One of the things that interests me about our view of politicians is the suspicion we feel when they propose plans aimed at tackling long-standing problems they have identified as being in need of a solution but which we would rather they left well alone.
The best example of that is Chancellor Philip Hammond – or Spreadsheet Phil as he is now dubbed by the tabloid press. While patronising towards Hammond, the moniker also paints a picture of a man who is steady and reliable.
Someone who will not take unnecessary risks with your money; whose decisions are based on rational calculations rather than wild or extreme ideological views with no basis in reality.
The problem is that one’s own “reality” can often be at odds with everyone else’s. Take, for example, the explosion of anger from the Conservative press that greeted his Budget announcement of a hike in the Class 4 National Insurance contribution rate for the self-employed from 9 to 10 per cent in April 2018 and 11 per cent the year after. The anger was such that the Chancellor was forced into a U-turn on the move a week later.
Hammond claimed the change was aimed at reducing the gap in NIC rates paid by the employed (currently at 12 per cent) and the self-employed.

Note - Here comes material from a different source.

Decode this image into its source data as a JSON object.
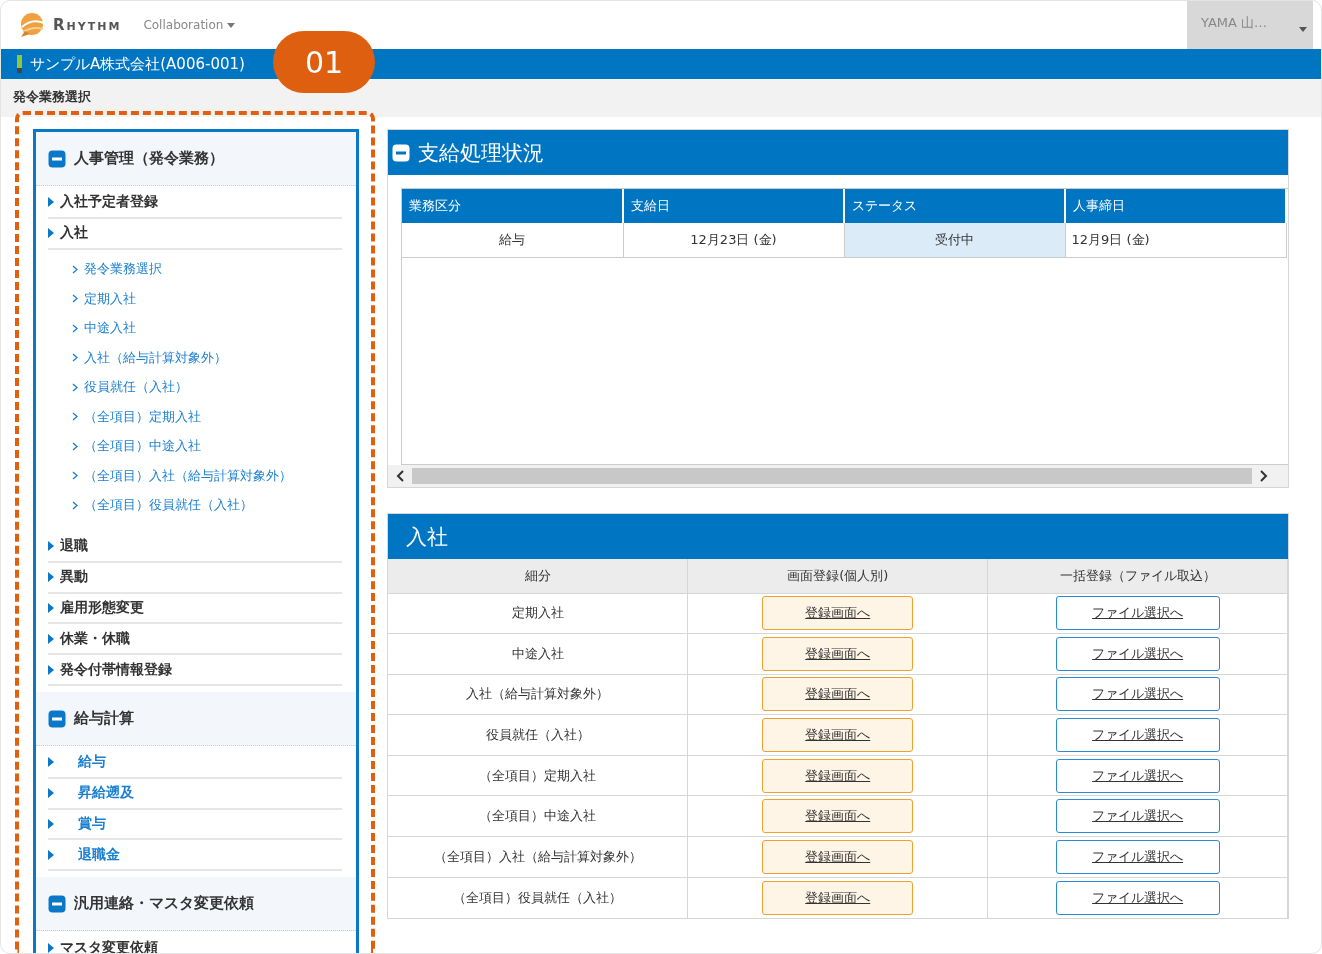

He justified this by arguing the self-employed have had access to a new, higher state pension since April last year.
For the so-called “red top” press, however, this approach does not spell fairness at all. As far
as they are concerned, this is a move that penalises hard work and thrift.

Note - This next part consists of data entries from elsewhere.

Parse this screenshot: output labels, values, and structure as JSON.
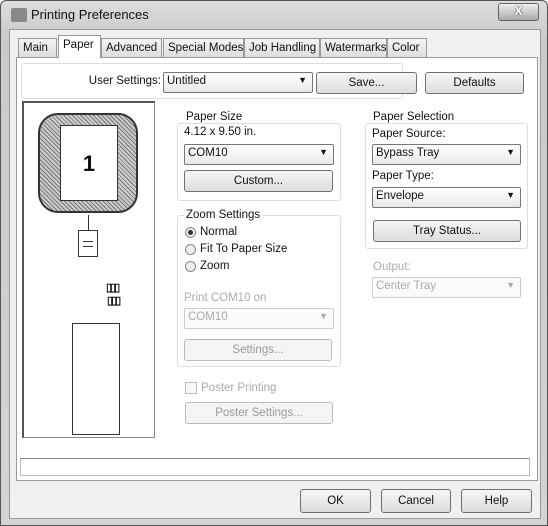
{
  "window": {
    "title": "Printing Preferences",
    "close": "X"
  },
  "tabs": [
    {
      "label": "Main"
    },
    {
      "label": "Paper",
      "selected": true
    },
    {
      "label": "Advanced"
    },
    {
      "label": "Special Modes"
    },
    {
      "label": "Job Handling"
    },
    {
      "label": "Watermarks"
    },
    {
      "label": "Color"
    }
  ],
  "user_settings": {
    "label": "User Settings:",
    "value": "Untitled",
    "save": "Save...",
    "defaults": "Defaults"
  },
  "preview": {
    "page_number": "1"
  },
  "paper_size": {
    "legend": "Paper Size",
    "dimensions": "4.12 x 9.50 in.",
    "value": "COM10",
    "custom": "Custom..."
  },
  "zoom": {
    "legend": "Zoom Settings",
    "options": [
      {
        "label": "Normal",
        "checked": true
      },
      {
        "label": "Fit To Paper Size",
        "checked": false
      },
      {
        "label": "Zoom",
        "checked": false
      }
    ],
    "print_on_label": "Print COM10 on",
    "print_on_value": "COM10",
    "settings": "Settings..."
  },
  "poster": {
    "label": "Poster Printing",
    "checked": false,
    "settings": "Poster Settings..."
  },
  "paper_selection": {
    "legend": "Paper Selection",
    "source_label": "Paper Source:",
    "source_value": "Bypass Tray",
    "type_label": "Paper Type:",
    "type_value": "Envelope",
    "tray_status": "Tray Status..."
  },
  "output": {
    "label": "Output:",
    "value": "Center Tray"
  },
  "footer": {
    "ok": "OK",
    "cancel": "Cancel",
    "help": "Help"
  }
}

Unlike their employed counterparts, the self-employed do not automatically enjoy holidays. If they are ill they either battle through because they cannot afford to take time off or go unpaid until they recover.
My own view (as someone who will be paying several hundred pounds more a year, certainly after April 2019, and with the distinct possibility of NICs being equalised at 12 per cent for both classes of workers at some stage after that) is that I feel a twinge of sympathy for Hammond.
There is a cost to the services we all receive from the state and it is right that, wherever possible, that cost should be shared proportionately among both the employed and self-employed.
As for holidays and sick leave, these are ultimately an element of overall pay for employees. Going without paid holidays is part of the “bargain” we make with ourselves when we take on self-employed status.
My mate Nathan, a self-employed plumber, is a classic example of this. Nathan recently gave up a reasonably well-paid job with a local firm, where the benefits included 20 days paid holiday, a defined contribution pension and some sick leave (not that he has ever made use of it).
He wanted the opportunity to make more money than he would otherwise have earned, to set his own working hours and, most importantly, to be his own boss and to build a business that might be worth something in 20 years’ time when he is closer to retirement. I totally respect his ambitions – but I do not think it is the job of employees across the UK to help him realise them by paying extra taxes on his behalf.
My real gripe with the Chancellor is not so much over the measures he has introduced. For example, the reduction in the dividend tax allowance from £5,000 to £2,000 after April 2018 should be possible to mitigate through a better use of Isas. Besides, using dividends in place of salary has always been a bit of a tax scam.
Lobbing the equivalent of £650m a year over the next three years into social care does little to offset the funding gap that already existed between what councils need and what they have available to spend
No, the real problem with the Budget was its relative boredom. More accurately, the absence of measures that genuinely consider the needs of millions of hard-working savers and homeowners.
Saga pretty much hit the nail on the head when it described Hammond’s speech as a “Band-Aid Budget” that “kicks the can down the road with several welcome but short -term fixes”.
As Saga director Paul Green argued: “There are no long-term solutions to some of the biggest issues facing today’s over-50s, such as care funding, housing and saving for retirement.”
Lobbing the equivalent of £650m a year over the next three years into social care does little to offset the funding gap that already existed between what councils need and what they have available to spend.
According to research charity the Kings Fund, the publicly funded social care system faces a £1.9bn funding gap from April. The announcement of yet another green paper later this year on long-term funding options for care feels like the issue is being kicked into the long grass.
The even trickier issue of reforming the pensions tax system to ensure the poorest can save more for their retirement has also been completely unaddressed. Lifetime and annual saving limits make little sense and the use of tax incentives that disproportionately benefit the better off does not help.
So contrary to those who prefer a safe pair of hands to radical innovation, I would rather see less of Spreadsheet Phil and more of a Pioneering Phil. The problems we face demand genuine change, not more of the same.